One question that has been raised is why do we copy packages from hackage into LocalHackage. cabal allows you to specify a union of repositories -- so we could have only the local sources in localhackage and get the remote sources from hackage. However, that does require some extra trickery. In the build stage we are currently just doing 'cabal install foo' to install the packages. Because LocalHackage only contains the packages we want to consider, we do not need any version constraints. If we included hackage + localhackage, then we would need to add a bunch of --constraints flags during the build stage so that cabal does not try to use packages from hackage that we eliminated in previous steps. 

So, we are currently using a whitelist approach instead of a blacklist approach. There are a few advantages to the whitelist approach. One is that we have a LocalHackage repository that represents exactly what was available at the time of the build. In the case of build failures, this makes it easier for developers to diagnose the problems. They can simply point their cabal at that localhackage and run 'cabal install foo'. They do not need to also add a bunch of constraints flags.

Also, in the case of a buildfarm, the LocalHackage server could be on the same subnet as the buildbots.
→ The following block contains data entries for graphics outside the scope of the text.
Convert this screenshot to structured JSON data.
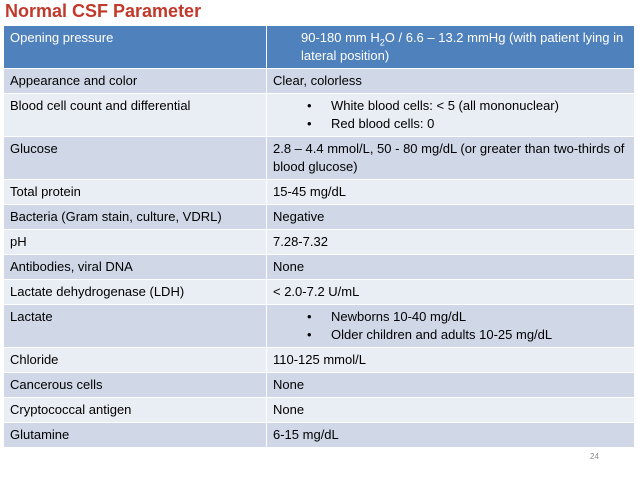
{
  "title": "Normal CSF Parameter",
  "header": {
    "label": "Opening pressure",
    "value_pre": "90-180 mm H",
    "value_sub": "2",
    "value_post": "O / 6.6 – 13.2 mmHg (with patient lying in lateral position)"
  },
  "rows": [
    {
      "label": "Appearance and color",
      "value": "Clear, colorless"
    },
    {
      "label": "Blood cell count and differential",
      "bullets": [
        "White blood cells: < 5 (all mononuclear)",
        "Red blood cells: 0"
      ]
    },
    {
      "label": "Glucose",
      "value": "2.8 – 4.4 mmol/L, 50 - 80 mg/dL (or greater than two-thirds of blood glucose)"
    },
    {
      "label": "Total protein",
      "value": "15-45 mg/dL"
    },
    {
      "label": "Bacteria (Gram stain, culture, VDRL)",
      "value": "Negative"
    },
    {
      "label": "pH",
      "value": "7.28-7.32"
    },
    {
      "label": "Antibodies, viral DNA",
      "value": "None"
    },
    {
      "label": "Lactate dehydrogenase (LDH)",
      "value": "< 2.0-7.2 U/mL"
    },
    {
      "label": "Lactate",
      "bullets": [
        "Newborns 10-40 mg/dL",
        "Older children and adults 10-25 mg/dL"
      ]
    },
    {
      "label": "Chloride",
      "value": " 110-125 mmol/L"
    },
    {
      "label": "Cancerous cells",
      "value": "None"
    },
    {
      "label": "Cryptococcal antigen",
      "value": "None"
    },
    {
      "label": "Glutamine",
      "value": "6-15 mg/dL"
    }
  ],
  "bullet_glyph": "•",
  "page_number": "24"
}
So, they would be able to get the source over a local connection instead of having to go to hackage if they don't already have the package cache locally.

It is not clear what the advantage of using remote hackage + constraints are. The packages have to be downloaded from hackage either way and it seems more complicated. The time required to generate the 00-index.tar should not be significantly affected by having to insert all the packages instead of just the local packages. 

Conclusion
==========

The current design is still very much open for discussion. If you think it is wrong, please let us know! One big problem has been that lack of information explaining the current design. I hope this message will serve as a starting point for understanding the design, goals, and philosophy. We are also very interested in poking holes in the design before we write too much code. Doing a health amount of upfront design and thought can save us a lot of pain in the long wrong. Adding new tricky cases would be a big help! Especially ones that the current design fails on.

Obviously, writing code is more fun than writing design docs. But there will be plenty of code to write soon enough.